Enes Tarım

Allah'ım konuş benimle

Enes Tarım

Çevremizde yüce yaratıcıyı anlatan o kadar çok şey var ki. 

Çoğumuz görüyor fakat garip bir şekilde onlardaki Allah’ ı hatırlatan ince nüansları fark edemiyor.

Galiba imtihanın getirisi olsa gerek.

Çeşitli ayetlerde Rabbimiz müteaddit defalar “And olsun ki, cin ve insanlardan birçoğunu cehennem için yarattık. Onların kalbleri vardır; bu kalblerle gerçeği anlamazlar. Gözleri vardır; onlarla görmezler (ibret almazlar). Kulakları vardır; onlarla nasihat dinlemezler. İşte bunlar, hayvanlar gibidir; doğrusu daha sapık ve şaşkındırlar. Gafil olanlar işte onlardır.” (Araf: 179) diyerek bunu hatırlatır.

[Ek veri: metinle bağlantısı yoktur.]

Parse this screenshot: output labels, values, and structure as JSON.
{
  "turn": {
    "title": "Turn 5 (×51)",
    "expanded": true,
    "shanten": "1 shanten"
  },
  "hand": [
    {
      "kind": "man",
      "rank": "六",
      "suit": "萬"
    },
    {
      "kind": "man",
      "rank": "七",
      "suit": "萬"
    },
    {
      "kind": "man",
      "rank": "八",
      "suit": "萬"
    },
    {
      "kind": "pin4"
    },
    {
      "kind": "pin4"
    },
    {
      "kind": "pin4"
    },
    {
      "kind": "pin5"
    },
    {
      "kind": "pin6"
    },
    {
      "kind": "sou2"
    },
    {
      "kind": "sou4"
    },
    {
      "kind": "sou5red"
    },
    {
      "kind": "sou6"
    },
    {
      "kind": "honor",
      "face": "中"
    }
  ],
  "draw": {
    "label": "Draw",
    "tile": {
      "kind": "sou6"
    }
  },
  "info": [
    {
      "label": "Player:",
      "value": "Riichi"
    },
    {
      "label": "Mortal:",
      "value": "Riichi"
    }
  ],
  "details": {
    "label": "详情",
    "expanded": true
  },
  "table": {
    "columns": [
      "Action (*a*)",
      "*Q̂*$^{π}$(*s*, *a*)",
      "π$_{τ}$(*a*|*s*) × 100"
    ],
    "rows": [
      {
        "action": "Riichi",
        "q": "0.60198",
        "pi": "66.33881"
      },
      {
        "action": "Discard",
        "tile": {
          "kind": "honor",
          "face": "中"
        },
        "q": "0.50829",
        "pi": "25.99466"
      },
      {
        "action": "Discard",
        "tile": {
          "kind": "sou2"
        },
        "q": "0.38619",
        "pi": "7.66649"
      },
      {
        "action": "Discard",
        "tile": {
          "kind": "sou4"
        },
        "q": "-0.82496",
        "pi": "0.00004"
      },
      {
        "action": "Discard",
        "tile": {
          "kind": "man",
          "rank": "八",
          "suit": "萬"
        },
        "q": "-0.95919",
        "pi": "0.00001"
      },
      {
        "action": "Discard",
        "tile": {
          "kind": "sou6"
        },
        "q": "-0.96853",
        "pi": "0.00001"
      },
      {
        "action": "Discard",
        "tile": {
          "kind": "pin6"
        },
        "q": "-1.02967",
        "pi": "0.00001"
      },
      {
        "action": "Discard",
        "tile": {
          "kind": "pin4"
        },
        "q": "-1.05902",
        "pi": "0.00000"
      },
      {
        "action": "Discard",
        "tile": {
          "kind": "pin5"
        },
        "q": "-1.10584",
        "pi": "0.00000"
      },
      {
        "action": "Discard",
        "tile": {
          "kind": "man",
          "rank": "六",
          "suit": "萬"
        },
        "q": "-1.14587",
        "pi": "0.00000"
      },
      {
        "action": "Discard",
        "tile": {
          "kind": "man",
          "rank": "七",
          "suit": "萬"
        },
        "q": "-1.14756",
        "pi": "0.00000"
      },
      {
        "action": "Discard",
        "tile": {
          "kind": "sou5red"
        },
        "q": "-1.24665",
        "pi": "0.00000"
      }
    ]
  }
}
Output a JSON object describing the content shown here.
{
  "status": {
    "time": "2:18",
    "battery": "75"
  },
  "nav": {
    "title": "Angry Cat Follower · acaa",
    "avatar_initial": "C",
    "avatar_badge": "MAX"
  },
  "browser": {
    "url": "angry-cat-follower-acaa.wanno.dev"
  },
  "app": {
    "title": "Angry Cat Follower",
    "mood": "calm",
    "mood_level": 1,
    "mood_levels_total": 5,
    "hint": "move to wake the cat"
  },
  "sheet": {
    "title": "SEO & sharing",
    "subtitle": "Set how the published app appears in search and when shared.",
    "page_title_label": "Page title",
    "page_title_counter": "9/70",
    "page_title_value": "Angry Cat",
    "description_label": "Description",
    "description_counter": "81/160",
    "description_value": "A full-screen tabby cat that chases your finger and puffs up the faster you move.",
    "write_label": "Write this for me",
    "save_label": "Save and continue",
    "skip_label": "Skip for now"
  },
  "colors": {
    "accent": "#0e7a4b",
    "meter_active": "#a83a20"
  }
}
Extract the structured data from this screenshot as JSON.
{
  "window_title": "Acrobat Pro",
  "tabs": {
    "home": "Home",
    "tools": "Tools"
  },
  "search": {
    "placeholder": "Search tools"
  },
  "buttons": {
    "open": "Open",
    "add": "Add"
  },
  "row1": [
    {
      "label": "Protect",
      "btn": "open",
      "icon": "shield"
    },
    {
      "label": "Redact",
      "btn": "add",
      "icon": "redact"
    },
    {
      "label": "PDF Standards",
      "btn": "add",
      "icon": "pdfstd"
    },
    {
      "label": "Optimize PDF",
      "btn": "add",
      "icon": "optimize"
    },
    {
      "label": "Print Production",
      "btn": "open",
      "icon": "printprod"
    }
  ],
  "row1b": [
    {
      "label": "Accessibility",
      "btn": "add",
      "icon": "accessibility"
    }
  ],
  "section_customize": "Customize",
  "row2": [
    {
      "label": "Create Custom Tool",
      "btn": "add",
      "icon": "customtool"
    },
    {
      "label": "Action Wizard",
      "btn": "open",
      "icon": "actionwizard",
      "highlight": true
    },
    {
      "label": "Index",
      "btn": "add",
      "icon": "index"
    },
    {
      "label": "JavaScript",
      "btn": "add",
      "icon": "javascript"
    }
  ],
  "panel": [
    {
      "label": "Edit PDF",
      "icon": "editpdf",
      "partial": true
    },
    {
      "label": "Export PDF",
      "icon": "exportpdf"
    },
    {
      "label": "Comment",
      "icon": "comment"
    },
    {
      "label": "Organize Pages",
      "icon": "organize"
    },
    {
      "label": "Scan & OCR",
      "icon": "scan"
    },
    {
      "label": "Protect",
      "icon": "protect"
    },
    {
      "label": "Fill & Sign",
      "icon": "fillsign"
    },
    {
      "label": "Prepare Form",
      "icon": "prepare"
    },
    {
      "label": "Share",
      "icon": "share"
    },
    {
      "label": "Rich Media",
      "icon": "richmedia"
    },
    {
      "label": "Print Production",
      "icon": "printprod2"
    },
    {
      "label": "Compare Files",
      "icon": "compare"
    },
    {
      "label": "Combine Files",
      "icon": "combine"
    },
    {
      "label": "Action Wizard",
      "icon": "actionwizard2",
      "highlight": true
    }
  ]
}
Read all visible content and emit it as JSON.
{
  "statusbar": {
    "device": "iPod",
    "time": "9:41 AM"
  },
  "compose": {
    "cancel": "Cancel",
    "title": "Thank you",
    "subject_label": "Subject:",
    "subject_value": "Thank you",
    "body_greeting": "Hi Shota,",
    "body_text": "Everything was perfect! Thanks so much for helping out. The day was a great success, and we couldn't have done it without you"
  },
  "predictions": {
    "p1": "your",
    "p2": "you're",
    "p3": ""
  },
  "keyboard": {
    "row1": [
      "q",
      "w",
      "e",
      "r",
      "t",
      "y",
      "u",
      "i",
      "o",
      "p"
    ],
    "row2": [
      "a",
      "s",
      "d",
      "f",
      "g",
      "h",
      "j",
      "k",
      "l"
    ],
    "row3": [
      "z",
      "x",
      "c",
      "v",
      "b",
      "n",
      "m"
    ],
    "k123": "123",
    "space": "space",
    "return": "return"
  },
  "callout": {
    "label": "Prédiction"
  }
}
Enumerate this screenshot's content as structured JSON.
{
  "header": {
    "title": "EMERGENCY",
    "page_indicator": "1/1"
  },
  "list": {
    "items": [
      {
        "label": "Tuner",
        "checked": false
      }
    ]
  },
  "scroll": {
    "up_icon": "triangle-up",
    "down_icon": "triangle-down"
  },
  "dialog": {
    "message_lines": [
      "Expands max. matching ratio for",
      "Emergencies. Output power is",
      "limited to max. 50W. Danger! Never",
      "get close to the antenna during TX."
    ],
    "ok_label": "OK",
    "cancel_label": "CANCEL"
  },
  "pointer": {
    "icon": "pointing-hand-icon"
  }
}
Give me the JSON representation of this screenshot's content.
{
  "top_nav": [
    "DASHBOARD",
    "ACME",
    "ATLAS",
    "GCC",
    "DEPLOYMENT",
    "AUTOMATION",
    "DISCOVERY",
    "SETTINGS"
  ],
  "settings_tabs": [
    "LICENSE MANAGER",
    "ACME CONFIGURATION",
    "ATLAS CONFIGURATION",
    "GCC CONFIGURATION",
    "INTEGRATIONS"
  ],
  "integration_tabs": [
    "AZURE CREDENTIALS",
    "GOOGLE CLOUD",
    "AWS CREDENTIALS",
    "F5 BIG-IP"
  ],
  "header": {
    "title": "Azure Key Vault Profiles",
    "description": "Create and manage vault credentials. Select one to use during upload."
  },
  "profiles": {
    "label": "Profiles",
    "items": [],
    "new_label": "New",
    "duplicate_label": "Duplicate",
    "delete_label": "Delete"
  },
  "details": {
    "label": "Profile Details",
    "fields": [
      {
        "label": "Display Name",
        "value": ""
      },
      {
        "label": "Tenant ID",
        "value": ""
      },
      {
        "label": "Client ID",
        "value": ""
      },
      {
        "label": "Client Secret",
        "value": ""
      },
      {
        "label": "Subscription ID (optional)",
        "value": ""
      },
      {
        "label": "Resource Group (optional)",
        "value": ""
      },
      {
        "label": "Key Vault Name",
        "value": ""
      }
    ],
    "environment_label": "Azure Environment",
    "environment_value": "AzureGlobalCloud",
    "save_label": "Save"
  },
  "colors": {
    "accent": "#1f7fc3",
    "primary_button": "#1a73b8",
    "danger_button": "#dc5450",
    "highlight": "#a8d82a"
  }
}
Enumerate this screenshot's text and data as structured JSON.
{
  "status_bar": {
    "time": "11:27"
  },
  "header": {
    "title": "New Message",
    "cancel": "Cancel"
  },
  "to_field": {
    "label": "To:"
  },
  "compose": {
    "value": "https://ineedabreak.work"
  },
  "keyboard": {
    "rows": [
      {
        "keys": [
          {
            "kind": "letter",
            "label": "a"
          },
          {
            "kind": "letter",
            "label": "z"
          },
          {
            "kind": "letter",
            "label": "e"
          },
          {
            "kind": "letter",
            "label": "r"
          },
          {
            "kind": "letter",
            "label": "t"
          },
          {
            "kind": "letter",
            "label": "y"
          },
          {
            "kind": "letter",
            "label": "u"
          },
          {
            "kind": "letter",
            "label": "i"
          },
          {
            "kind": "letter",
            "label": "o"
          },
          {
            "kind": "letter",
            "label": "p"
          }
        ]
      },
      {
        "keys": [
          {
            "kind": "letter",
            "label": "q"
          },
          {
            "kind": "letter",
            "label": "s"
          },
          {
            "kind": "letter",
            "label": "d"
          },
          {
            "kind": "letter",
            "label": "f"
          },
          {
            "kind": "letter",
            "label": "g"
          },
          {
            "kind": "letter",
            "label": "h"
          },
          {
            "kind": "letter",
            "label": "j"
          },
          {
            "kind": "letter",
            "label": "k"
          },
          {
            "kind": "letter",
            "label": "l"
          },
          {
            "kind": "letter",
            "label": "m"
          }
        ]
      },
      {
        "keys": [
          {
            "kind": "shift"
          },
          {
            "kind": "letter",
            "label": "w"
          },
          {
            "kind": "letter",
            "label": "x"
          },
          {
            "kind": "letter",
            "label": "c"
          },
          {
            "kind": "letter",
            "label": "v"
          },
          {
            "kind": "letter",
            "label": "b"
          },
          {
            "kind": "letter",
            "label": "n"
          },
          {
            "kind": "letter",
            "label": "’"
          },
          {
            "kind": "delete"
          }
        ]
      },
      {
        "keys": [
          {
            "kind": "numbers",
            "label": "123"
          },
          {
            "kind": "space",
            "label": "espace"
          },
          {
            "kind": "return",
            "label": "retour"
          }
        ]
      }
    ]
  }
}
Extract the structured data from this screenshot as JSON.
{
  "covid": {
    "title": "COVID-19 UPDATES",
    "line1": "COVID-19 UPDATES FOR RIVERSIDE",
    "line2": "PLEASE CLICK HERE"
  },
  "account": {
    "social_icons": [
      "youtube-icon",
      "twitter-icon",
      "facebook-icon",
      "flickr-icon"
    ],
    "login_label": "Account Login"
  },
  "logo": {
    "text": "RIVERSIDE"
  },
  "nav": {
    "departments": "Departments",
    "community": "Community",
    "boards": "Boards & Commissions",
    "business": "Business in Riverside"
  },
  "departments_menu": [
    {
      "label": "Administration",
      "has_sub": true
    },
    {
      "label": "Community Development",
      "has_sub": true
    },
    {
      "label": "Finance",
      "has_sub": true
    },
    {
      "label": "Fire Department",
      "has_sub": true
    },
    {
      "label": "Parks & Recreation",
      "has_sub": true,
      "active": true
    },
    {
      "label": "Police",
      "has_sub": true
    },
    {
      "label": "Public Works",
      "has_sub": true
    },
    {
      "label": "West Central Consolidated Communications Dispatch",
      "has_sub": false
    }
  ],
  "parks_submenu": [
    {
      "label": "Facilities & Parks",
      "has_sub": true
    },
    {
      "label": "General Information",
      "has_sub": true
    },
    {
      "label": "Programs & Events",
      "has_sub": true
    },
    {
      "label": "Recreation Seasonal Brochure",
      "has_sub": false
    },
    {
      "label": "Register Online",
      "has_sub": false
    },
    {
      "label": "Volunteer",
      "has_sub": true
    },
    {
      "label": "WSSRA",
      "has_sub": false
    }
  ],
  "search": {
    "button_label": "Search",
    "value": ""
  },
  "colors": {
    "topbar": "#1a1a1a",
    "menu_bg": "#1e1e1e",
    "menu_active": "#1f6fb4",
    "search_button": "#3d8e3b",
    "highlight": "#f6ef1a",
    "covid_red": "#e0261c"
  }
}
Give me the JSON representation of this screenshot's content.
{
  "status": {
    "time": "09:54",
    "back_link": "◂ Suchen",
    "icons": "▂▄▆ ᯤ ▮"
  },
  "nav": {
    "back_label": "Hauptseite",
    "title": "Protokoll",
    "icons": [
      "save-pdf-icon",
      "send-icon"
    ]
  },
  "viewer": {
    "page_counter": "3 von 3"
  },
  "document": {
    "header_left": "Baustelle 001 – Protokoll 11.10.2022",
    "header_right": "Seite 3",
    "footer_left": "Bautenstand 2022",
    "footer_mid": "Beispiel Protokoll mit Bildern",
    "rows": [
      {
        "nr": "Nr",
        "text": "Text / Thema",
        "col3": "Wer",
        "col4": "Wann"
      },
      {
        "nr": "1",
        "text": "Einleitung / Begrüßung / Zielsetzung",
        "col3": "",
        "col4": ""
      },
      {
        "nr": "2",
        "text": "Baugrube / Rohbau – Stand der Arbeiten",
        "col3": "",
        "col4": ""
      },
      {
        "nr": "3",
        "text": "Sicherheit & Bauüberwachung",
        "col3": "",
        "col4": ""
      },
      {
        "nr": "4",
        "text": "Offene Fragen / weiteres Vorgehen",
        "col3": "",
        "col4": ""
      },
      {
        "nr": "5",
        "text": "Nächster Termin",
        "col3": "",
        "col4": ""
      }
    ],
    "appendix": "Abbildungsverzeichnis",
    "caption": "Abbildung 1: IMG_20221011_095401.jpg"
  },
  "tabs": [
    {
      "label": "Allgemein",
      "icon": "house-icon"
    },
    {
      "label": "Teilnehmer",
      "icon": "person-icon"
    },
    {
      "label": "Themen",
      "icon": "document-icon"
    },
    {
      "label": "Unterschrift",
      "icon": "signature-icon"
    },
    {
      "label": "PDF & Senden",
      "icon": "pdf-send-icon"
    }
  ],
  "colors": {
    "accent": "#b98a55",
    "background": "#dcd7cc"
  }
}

Sadece İnsan vücudunda bile o kadar olağanüstülükler var ki insanı hayrete düşürüyor.

Ama nedense ihtisas alanı insan anatomisi ve tıp olan, bu muhteşem anatomik yapıyı en ince detaylarına kadar inceleme fırsatı olan hekimler,  proflar, teknisyenler dahi Rableri onlara hidayet bahşetmemişse bu incelikleri, nüansları, mucizeleri göremiyor. 

Son araştırmalar aynı parmak izinde olduğu gibi benzer şekilde herkesin tek ve benzersiz bir dil izine sahip olduğunu gösterdi.
 
İnsan vücudunda yetişkinlerde bir bebekten daha az kemik bulunuyor ve doğduğumuzda 350 kemiğe sahipken gelişim süreci boyunca kemikler eriyip birbiri ile kaynaşıyor ve yetişkin olduğumuzda sadece 260 kemiğimiz kalıyor.

Mide mukozasının dış tabakası ömrü çok kısa olduğu için 3-4 günde bir yenileniyor.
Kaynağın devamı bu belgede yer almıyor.